The result of this impasse was the Homeowners Loan Corp., a government lending institution that revolutionized home ownership in the United States, but also systematically racialized it.

The lending institution created lending maps that carved up American cities into graded racial territories. Exclusive white residential neighborhoods were given an A grade, and therefore the best loan terms. Black neighborhoods — as well as racially integrated areas — were painted red on the map, given a D grade and denied access to credit entirely.

This was the origin of the term redlining.

For decades, even after the Depression lifted, this system gave white buyers exclusive entree to cheap federal loans. This helped create an unprecedented expansion of home wealth for white America, and a powerful financial disincentive to integration.

America figured out a partial solution to an economic crisis, by expanding its racial one. The byproduct of that decision continued to be so ingrained in our status quo, most hardly knew it was there.

Until COVID.

Amid the sea of selfishness and incompetence that characterized much of the American response to COVID pandemic, the Bay Area was an island of ahistorical reason.

Eight decades after being part of the Western Bloc, which refused to voluntarily give up driving to stave off an invasion, Bay Area cities took early and decisive action to protect citizens from the spread of COVID. When residents were told to comply with strict lockdown and masking ordinances, we did. When vaccines became available, we took them.

These efforts saved lives. And yet they still weren’t enough.

COVID didn’t miss the Bay Area. Instead, its impacts were racialized.

Two months ago, The Chronicle published a map of how San Francisco neighborhoods were hit by COVID. Much of the city escaped relatively unscathed.
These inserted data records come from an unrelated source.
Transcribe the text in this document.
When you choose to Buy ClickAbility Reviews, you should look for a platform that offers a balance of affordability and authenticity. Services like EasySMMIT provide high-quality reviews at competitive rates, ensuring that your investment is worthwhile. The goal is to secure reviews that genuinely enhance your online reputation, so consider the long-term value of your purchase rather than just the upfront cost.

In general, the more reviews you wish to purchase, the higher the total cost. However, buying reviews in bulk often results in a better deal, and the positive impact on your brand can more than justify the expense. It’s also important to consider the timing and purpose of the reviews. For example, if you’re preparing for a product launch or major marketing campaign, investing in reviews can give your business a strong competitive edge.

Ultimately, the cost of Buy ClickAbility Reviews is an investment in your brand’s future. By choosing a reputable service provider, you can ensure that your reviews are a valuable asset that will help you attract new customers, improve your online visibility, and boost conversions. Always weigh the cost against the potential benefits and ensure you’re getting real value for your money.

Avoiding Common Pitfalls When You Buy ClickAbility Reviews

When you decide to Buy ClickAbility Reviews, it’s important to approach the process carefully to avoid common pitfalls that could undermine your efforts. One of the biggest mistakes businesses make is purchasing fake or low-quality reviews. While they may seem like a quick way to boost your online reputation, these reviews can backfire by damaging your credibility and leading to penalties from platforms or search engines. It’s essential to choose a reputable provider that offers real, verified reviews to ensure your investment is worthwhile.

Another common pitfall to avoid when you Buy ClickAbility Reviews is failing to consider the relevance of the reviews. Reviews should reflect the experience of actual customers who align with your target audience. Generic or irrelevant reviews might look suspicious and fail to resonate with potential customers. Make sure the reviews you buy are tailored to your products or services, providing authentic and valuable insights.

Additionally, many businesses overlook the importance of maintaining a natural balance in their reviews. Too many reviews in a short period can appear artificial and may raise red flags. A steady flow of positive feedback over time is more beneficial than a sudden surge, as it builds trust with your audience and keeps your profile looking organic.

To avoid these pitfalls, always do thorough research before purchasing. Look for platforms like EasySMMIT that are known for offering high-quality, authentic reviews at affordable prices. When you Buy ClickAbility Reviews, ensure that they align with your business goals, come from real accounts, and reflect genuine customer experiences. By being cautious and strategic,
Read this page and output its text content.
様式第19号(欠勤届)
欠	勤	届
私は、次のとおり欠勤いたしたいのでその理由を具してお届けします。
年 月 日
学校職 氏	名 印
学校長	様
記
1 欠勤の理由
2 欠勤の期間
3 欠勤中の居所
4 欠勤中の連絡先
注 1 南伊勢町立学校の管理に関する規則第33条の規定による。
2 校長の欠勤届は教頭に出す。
But students of history will see patterns in the patches of COVID hot spots.

The virus’s trail is so firmly etched into the racial zones of the old Homeowners Loan Corp. maps, it’s as if the disease spread via government-sanctioned segregation in the 1930s. Which, in many ways, it did.

It would be hard to find a more blatant visual illustration that the past is prologue. That racism and death continue to live embedded in our status quo — even in the face of good intentions.

COVID was a test run. It showed us what our future holds without drastic action.

In the next few months, we’ll almost certainly smell the smoke-scented perfume of the coming climate emergency. As the years pass and that threat worsens, we’ll see history repeat itself. Those who can afford to will flee for safer, more comfortable environs. Or they’ll work from home while the “essential” risk their lives to fulfill the basic needs of their economic superiors. Who lives, who dies, who suffers will be guided at least in part by the racist policies of the past.

The Bay Area’s COVID response showed what a community united can accomplish. But it also revealed the limitations of good intentions absent systemic change.

On Tuesday, California will reopen. COVID restrictions will be lifted. A close approximation of our old lives will be available to us if we chose it.

It is our duty to resist. A return to the status quo is no different than Dan Patrick’s suggestion that Grandma die for the economy.